Altro polo di concentrazione è rappresentato dall’area tra via Cassia Nuova e via Aurelia: vi si localizza un 14-15% dei molisani residenti a Roma. Cause: l’influenza dei capilinea delle corriere provenienti dal Molise, la vocazione agricola nonché lo sviluppo edilizio (con conseguente richiesta di manovalanza) che, negli anni Cinquanta, caratterizzavano l’area.
Bassa, invece, la densità di molisani nei quartieri più prestigiosi: centro storico, Parioli-Trieste, Nomentano, Ostiense, Eur, Prati, Cassia. Se qui si raccoglie il 36% dei Romani, i molisani sono meno del 24%.

Più nel dettaglio, è possibile individuare concentrazioni di molisani provenienti dallo stesso paese ed insediati nel medesimo quartiere.
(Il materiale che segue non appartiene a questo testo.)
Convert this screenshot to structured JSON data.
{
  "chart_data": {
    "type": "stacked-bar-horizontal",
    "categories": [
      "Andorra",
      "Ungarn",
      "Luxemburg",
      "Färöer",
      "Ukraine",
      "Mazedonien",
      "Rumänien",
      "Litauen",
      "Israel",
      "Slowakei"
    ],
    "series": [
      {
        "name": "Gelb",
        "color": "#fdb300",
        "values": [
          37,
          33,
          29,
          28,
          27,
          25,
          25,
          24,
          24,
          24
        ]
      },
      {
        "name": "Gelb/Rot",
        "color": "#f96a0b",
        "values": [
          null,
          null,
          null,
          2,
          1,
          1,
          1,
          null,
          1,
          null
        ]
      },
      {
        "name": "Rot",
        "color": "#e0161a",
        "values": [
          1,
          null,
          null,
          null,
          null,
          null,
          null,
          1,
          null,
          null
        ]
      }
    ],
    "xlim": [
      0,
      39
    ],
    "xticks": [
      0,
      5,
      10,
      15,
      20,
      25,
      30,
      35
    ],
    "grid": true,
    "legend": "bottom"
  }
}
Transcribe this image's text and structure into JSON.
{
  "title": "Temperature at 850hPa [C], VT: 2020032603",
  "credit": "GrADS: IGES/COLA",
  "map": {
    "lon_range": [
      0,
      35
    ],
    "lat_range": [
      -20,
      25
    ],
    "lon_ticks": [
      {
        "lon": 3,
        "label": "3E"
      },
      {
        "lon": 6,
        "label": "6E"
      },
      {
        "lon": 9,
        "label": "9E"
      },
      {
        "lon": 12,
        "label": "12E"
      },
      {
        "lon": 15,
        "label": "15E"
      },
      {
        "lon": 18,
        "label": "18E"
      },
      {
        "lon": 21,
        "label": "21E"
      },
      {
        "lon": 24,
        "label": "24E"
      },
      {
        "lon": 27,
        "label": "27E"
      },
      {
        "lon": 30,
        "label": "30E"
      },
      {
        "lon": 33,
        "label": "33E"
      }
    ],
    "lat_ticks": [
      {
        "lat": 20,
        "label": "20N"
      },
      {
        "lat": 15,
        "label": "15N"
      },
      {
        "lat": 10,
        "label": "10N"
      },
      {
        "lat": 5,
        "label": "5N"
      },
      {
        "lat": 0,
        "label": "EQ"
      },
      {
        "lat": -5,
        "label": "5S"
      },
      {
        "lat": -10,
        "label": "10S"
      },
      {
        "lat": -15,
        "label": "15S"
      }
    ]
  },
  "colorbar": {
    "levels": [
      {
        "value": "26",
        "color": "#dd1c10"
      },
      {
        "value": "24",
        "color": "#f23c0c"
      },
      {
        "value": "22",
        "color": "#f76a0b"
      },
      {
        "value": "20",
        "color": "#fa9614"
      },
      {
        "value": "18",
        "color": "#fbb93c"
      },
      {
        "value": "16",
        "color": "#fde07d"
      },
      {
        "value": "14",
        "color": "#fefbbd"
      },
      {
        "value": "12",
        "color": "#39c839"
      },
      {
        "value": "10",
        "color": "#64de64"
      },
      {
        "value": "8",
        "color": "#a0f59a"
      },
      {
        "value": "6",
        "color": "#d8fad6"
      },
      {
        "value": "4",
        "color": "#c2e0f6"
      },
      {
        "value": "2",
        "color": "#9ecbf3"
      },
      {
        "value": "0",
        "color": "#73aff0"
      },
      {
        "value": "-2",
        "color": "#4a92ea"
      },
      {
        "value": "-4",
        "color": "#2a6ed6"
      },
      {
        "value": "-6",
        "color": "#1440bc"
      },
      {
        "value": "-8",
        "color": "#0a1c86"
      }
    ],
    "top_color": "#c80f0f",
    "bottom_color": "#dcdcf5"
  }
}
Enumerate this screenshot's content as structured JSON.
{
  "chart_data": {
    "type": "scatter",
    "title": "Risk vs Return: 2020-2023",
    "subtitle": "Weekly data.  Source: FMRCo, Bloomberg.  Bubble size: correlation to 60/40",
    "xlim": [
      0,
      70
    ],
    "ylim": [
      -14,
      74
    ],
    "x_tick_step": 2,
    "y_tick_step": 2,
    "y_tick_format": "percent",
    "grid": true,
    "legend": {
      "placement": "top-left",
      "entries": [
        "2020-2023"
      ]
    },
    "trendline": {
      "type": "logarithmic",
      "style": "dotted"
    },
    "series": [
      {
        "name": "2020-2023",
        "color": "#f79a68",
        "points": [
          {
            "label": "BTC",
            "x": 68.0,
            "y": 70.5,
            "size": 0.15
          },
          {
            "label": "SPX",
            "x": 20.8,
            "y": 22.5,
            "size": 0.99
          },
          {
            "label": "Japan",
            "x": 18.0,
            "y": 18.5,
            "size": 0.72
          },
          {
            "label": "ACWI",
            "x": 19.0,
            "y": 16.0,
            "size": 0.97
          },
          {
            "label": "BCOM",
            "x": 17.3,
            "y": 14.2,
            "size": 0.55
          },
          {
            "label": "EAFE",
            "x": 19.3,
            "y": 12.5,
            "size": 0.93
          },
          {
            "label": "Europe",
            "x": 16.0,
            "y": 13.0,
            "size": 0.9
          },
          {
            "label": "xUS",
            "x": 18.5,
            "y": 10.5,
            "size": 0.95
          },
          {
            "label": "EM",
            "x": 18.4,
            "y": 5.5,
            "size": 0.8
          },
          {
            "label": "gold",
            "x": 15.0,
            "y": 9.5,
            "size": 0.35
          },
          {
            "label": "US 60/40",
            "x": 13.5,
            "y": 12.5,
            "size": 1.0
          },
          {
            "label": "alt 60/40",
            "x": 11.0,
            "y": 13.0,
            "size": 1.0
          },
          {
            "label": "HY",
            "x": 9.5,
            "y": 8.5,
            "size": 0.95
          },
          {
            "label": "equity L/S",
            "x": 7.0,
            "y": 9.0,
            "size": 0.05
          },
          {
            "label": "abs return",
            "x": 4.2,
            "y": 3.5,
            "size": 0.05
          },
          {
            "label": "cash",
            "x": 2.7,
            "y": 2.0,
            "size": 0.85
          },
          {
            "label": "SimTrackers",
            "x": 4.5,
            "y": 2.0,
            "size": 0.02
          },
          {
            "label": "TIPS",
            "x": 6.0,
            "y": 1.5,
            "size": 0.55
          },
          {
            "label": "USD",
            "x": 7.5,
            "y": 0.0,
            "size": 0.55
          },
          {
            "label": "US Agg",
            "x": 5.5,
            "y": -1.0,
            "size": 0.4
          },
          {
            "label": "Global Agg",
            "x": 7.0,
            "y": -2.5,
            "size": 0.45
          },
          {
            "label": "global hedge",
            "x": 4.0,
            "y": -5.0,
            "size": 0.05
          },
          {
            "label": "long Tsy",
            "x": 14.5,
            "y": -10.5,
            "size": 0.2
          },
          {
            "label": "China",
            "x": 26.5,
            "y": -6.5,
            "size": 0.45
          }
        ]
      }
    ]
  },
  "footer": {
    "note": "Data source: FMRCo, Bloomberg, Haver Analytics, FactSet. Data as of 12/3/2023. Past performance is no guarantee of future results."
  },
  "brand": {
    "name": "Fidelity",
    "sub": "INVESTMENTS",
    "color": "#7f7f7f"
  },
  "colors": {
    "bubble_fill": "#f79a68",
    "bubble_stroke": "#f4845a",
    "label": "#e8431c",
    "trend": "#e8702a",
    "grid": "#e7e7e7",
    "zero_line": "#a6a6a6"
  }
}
Fenomeno che tende ad allentarsi con le nuove generazioni, anche se molti figli continuano a vivere vicini ai genitori.
Oltre alla comunità originaria di Salcito, di cui già s’è detto, la folta comunità degli originari di Bagnoli del Trigno presenta forti concentrazioni al Trionfale.
Le persone originarie di Sant’Elena Sannita si insediarono soprattutto al Pigneto (Casilino) e lungo la parte iniziale della Prenestina. Ma qui, causa le profumerie, c’è stato un forte rimescolamento.
La comunità romana di Capracotta conta numerosi appartenenti nel quartiere intorno a piazza Malatesta e, più recentemente, a Guidonia.
C’è poi l’agglomerato di Selva Candida-Montespaccato (Aurelia-Boccea) dove sono insediate circa 300 famiglie originarie di Frosolone.